Era entonces cuando yo veía algo en esa belleza sacada de contexto y que muchas veces no supe explicar. ¿Cuándo era más bella? ¿Arreglada con detalle y mimo, perfumada, con ese contoneo habitual, cosificada por mí como un mero objeto de placer y belleza? O como en aquel momento, despojada de todo ese artificio exuberante y reducida a una brizna de hierba sometida por las fuerzas de la naturaleza. Ambas eran la misma respuesta, sin embargo, mi disfrute estaba en el término medio, no el aristotélico, por supuesto. Aquel paso de belleza adornada a belleza innata, destruida pieza a pieza, átomo a átomo por mis propias manos, condensando toda mi fuerza en arrasar su cuerpo, su piel, su carne y su alma. Ese proceso sistemático donde veía licuarse esa capa externa que hacía de ella una preciosidad a ojos de cualquiera, apareciendo las lágrimas por el dolor y el placer al unísono. El cambio provocado por el deseo de ambos en el que la belleza artificial se transformaba en belleza primaria.
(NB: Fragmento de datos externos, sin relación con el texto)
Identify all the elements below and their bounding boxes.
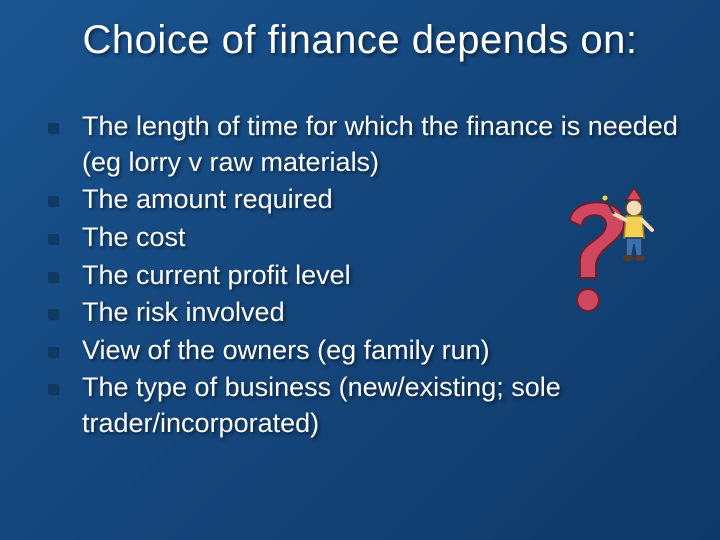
bullet-text: The type of business (new/existing; sole… bbox=[82, 370, 680, 441]
bullet-text: The cost bbox=[82, 220, 186, 256]
bullet-square-icon bbox=[48, 347, 58, 357]
slide-title: Choice of finance depends on: bbox=[0, 0, 720, 73]
list-item: The length of time for which the finance… bbox=[48, 109, 680, 180]
question-mark-clipart-icon bbox=[542, 186, 662, 336]
bullet-square-icon bbox=[48, 309, 58, 319]
slide: Choice of finance depends on: The length… bbox=[0, 0, 720, 540]
bullet-square-icon bbox=[48, 384, 58, 394]
list-item: The type of business (new/existing; sole… bbox=[48, 370, 680, 441]
bullet-text: The risk involved bbox=[82, 295, 285, 331]
list-item: View of the owners (eg family run) bbox=[48, 333, 680, 369]
bullet-text: The amount required bbox=[82, 182, 333, 218]
bullet-square-icon bbox=[48, 123, 58, 133]
bullet-text: The length of time for which the finance… bbox=[82, 109, 680, 180]
bullet-square-icon bbox=[48, 234, 58, 244]
bullet-square-icon bbox=[48, 272, 58, 282]
bullet-square-icon bbox=[48, 196, 58, 206]
bullet-text: View of the owners (eg family run) bbox=[82, 333, 490, 369]
bullet-text: The current profit level bbox=[82, 258, 351, 294]
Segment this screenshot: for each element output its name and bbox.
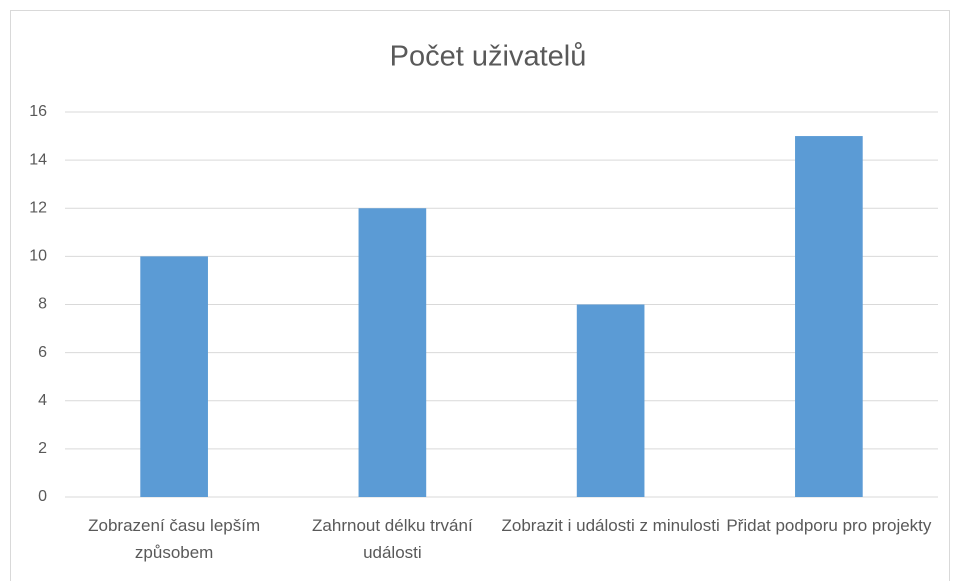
y-tick-label: 4 — [38, 392, 47, 409]
chart-title: Počet uživatelů — [390, 41, 587, 73]
x-tick-label: Zahrnout délku trvání události — [312, 516, 473, 562]
x-tick-label: Přidat podporu pro projekty — [726, 516, 932, 535]
y-tick-label: 10 — [29, 248, 47, 265]
x-tick-label: Zobrazení času lepším způsobem — [88, 516, 261, 562]
bar — [576, 304, 645, 497]
x-tick-label: Zobrazit i události z minulosti — [501, 516, 720, 535]
bar — [358, 208, 427, 497]
y-tick-label: 12 — [29, 199, 47, 216]
y-tick-label: 2 — [38, 440, 47, 457]
y-tick-label: 14 — [29, 151, 47, 168]
y-tick-label: 6 — [38, 344, 47, 361]
bar — [795, 136, 863, 497]
y-tick-label: 8 — [38, 296, 47, 313]
y-tick-label: 0 — [38, 488, 47, 505]
y-tick-label: 16 — [29, 103, 47, 120]
bar — [140, 256, 208, 497]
Y ahí es donde disfrutaba yo, en la transformación, moldeando a mi antojo lo que era mío. Ahora viendo a la lluvia arreciar sobre ella comprendía que su búsqueda no era para agradar a nadie, ni tan siquiera a mí, era la necesidad de sentirse una y otra vez zarandeada por aquello que no podía controlar y que a su vez tenía un control absoluto sobre ella. El viento movía su cuerpo, pero no sus pies. A veces veía su mirada envalentonada queriendo más, la misma mirada que me dedicaba cuando creía haber llegado a alguno de nuestros límites. Entonces, daba un paso más porque, aunque yo no era la naturaleza, tenía esa parte salvaje de mi lado. Así fuimos construyendo un hermoso contexto en el que ella cada vez se sentía más segura y yo la veía más hermosa.

Cuando entró al salón, empapada y sonriente sin importarle que estuviera poniendo de agua perdido el suelo, me hizo una mueca. Con la naturaleza no había tenido suficiente y yo tan sólo quería que cada vez fuera más bella.